Friday, January 4

Middle School Muddle: The Lab mystique


I’ve toured New York City Lab School for Collaborative Studies in Chelsea twice in three years for my very different sons, and each time I’ve had a similar reaction to the hothouse of high achievers. I’m fascinated and slightly overwhelmed. I thoroughly wish there could be more middle schools like it.

Lab is diverse, eclectic and brimming with excellent teachers and students who enjoy working in groups and swapping ideas. During my visits, I heard enlightened exchanges between teachers and students. I gazed at walls covered with elaborate and worthwhile collaborative projects the school is well known for. I was impressed by the many opportunities for students who love to learn.

Each time, though, I found myself recoiling at tours jammed with high-anxiety elementary school parents already obsessed with high school and college admissions. A battery of obsessive queries about tutoring, test scores and Who-Gets-In dominated conversation, taking away from a truly interesting academic program I wanted to hear more about.

No wonder both my kids rolled their eyes. I had to remind myself the school is for kids, not parents in a city where the supply for high-quality public education does not meet the demand.

My older son declared that “cruel stories about hours and hours of homework’’ turned him off from listing Lab as his first choice two years ago, even though I hoped he’d want to go there. He was probably right to trust his own instincts. He’s been delighted with his first choice, the Clinton School for Artists and Writers -- smaller, less selective and strong in two of his favorite subjects – writing and art.

My 5th grader found himself put off by crowded hallways (mostly with touring parents) along with large class sizes (between 32 and 34 students). He declared the school of 583 to be “too big,’’ in part because Lab also houses a high school (in my mind, a distinct advantage) and he couldn't always tell what he was seeing on the tour.

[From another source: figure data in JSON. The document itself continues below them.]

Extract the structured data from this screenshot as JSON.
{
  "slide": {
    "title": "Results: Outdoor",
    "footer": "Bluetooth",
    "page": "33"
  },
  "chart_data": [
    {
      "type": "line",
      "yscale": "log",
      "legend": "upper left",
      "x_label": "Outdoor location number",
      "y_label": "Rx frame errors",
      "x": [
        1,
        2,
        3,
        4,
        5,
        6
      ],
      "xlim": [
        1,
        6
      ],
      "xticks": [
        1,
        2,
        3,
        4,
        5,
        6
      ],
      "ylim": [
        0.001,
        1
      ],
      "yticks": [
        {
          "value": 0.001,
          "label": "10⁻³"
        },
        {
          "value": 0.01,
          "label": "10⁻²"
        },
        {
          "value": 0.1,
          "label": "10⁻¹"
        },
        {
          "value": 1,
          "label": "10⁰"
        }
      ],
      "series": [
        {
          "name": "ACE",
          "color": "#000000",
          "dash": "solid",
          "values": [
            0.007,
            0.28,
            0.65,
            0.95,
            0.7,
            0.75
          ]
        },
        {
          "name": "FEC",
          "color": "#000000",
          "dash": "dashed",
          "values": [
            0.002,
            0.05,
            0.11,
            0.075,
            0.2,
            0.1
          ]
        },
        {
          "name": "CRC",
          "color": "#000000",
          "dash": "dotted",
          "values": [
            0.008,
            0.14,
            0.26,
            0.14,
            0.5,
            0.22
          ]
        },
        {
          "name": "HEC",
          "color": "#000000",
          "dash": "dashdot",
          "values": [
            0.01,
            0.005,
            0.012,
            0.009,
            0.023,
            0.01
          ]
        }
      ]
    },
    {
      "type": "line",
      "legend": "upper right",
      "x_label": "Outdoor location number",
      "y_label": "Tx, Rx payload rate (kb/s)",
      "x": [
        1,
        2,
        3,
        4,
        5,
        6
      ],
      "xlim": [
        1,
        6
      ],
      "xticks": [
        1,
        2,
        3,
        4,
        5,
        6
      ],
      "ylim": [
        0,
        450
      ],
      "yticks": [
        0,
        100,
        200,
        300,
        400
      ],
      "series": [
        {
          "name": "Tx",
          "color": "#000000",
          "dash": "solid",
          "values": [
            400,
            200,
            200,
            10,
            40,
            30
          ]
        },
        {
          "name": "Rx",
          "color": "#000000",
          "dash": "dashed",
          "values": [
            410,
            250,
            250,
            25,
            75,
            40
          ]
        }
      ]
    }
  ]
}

Both whirlwind visits provided only a small piece of the Lab story, so I consulted my well respected former colleague on the education beat, Joe Williams, author of Cheating Our Kids: How Politics and Greed Ruin Education (Palgrave MacMillan, 2005). He's the father of a Lab 7th grader and we'd swapped middle school impressions last time around.

“The $18 billion question is why there aren’t more schools like this,’’ said Joe, a former reporter for the New York Daily News and now the executive director of Democrats for Education Reform.

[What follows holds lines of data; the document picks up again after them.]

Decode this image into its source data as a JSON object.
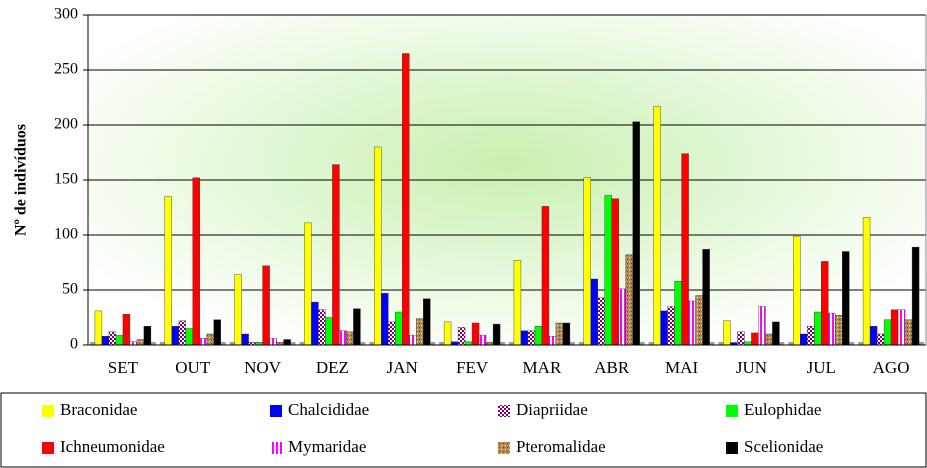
{
  "chart_data": {
    "type": "bar",
    "y_label": "Nº de indivíduos",
    "categories": [
      "SET",
      "OUT",
      "NOV",
      "DEZ",
      "JAN",
      "FEV",
      "MAR",
      "ABR",
      "MAI",
      "JUN",
      "JUL",
      "AGO"
    ],
    "series": [
      {
        "name": "Braconidae",
        "color": "#ffff00",
        "values": [
          31,
          135,
          64,
          111,
          180,
          21,
          77,
          152,
          217,
          22,
          99,
          116
        ]
      },
      {
        "name": "Chalcididae",
        "color": "#0000ff",
        "values": [
          8,
          17,
          10,
          39,
          47,
          3,
          13,
          60,
          31,
          2,
          10,
          17
        ]
      },
      {
        "name": "Diapriidae",
        "color": "#800080",
        "pattern": "checker",
        "values": [
          12,
          22,
          2,
          32,
          21,
          16,
          13,
          43,
          35,
          12,
          17,
          10
        ]
      },
      {
        "name": "Eulophidae",
        "color": "#00ff00",
        "values": [
          9,
          15,
          2,
          25,
          30,
          3,
          17,
          136,
          58,
          3,
          30,
          23
        ]
      },
      {
        "name": "Ichneumonidae",
        "color": "#ff0000",
        "values": [
          28,
          152,
          72,
          164,
          265,
          20,
          126,
          133,
          174,
          11,
          76,
          32
        ]
      },
      {
        "name": "Mymaridae",
        "color": "#ff00ff",
        "pattern": "stripes",
        "values": [
          3,
          6,
          6,
          13,
          9,
          9,
          8,
          51,
          40,
          35,
          29,
          32
        ]
      },
      {
        "name": "Pteromalidae",
        "color": "#b08850",
        "pattern": "dots",
        "values": [
          5,
          10,
          2,
          12,
          24,
          2,
          20,
          82,
          45,
          10,
          27,
          23
        ]
      },
      {
        "name": "Scelionidae",
        "color": "#000000",
        "values": [
          17,
          23,
          5,
          33,
          42,
          19,
          20,
          203,
          87,
          21,
          85,
          89
        ]
      }
    ],
    "ylim": [
      0,
      300
    ],
    "yticks": [
      0,
      50,
      100,
      150,
      200,
      250,
      300
    ],
    "grid": true,
    "legend": "bottom"
  }
}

Joe pays equal attention to larger education obstacles in the U.S. along with the vexing smaller kind city parents face, like keeping your kids from losing multiple Metrocards. Lab, he explains, is built on high expectations and creation of an ideal culture for a school. It has a distinct philosophy, articulated on its website and evident in all instruction.

“It’s the kind of place where it’s considered okay to be intellectual,’’ Joe says. “That alone is hard to pull off.’’

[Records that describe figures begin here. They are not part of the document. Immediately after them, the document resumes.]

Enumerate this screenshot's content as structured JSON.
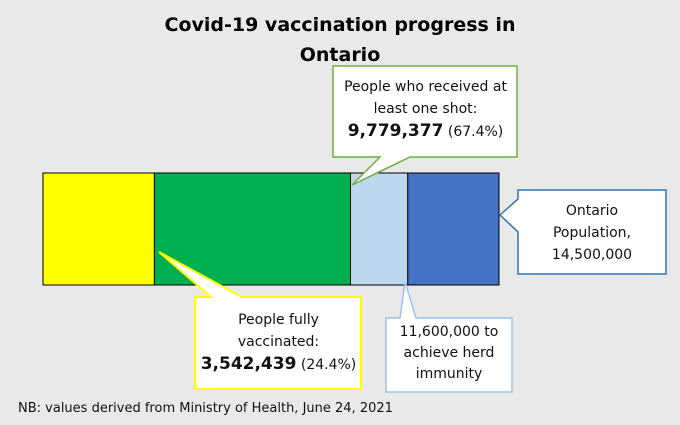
{
  "chart_data": {
    "type": "bar",
    "title": "Covid-19 vaccination progress in Ontario",
    "orientation": "horizontal-stacked",
    "total": 14500000,
    "segments": [
      {
        "name": "People fully vaccinated",
        "value": 3542439,
        "color": "#ffff00"
      },
      {
        "name": "People who received at least one shot",
        "value": 9779377,
        "color": "#00b050"
      },
      {
        "name": "11,600,000 to achieve herd immunity",
        "value": 11600000,
        "color": "#bdd7ee"
      },
      {
        "name": "Ontario Population",
        "value": 14500000,
        "color": "#4472c4"
      }
    ],
    "annotations": {
      "one_shot": {
        "line1": "People who received at",
        "line2": "least one shot:",
        "value": "9,779,377",
        "pct": "(67.4%)"
      },
      "fully": {
        "line1": "People fully",
        "line2": "vaccinated:",
        "value": "3,542,439",
        "pct": "(24.4%)"
      },
      "herd": {
        "line1": "11,600,000 to",
        "line2": "achieve herd",
        "line3": "immunity"
      },
      "population": {
        "line1": "Ontario",
        "line2": "Population,",
        "line3": "14,500,000"
      }
    },
    "footnote": "NB: values derived from Ministry of Health, June 24, 2021"
  }
}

It also adds pressure that in Joe’s mind “can be both good and bad. At some level it pushes my son to do as much as he can. The downside is he’s stressed out. The homework is intense. There are a lot of kids who are at that high level without having to try that hard.’’

On balance, Joe said his 7th grader “is very happy at Lab.’’ He hopes he’ll consider staying through high school, and that his 4th grader will choose it for middle school as well.

For a New York City parent, that’s the ultimate endorsement.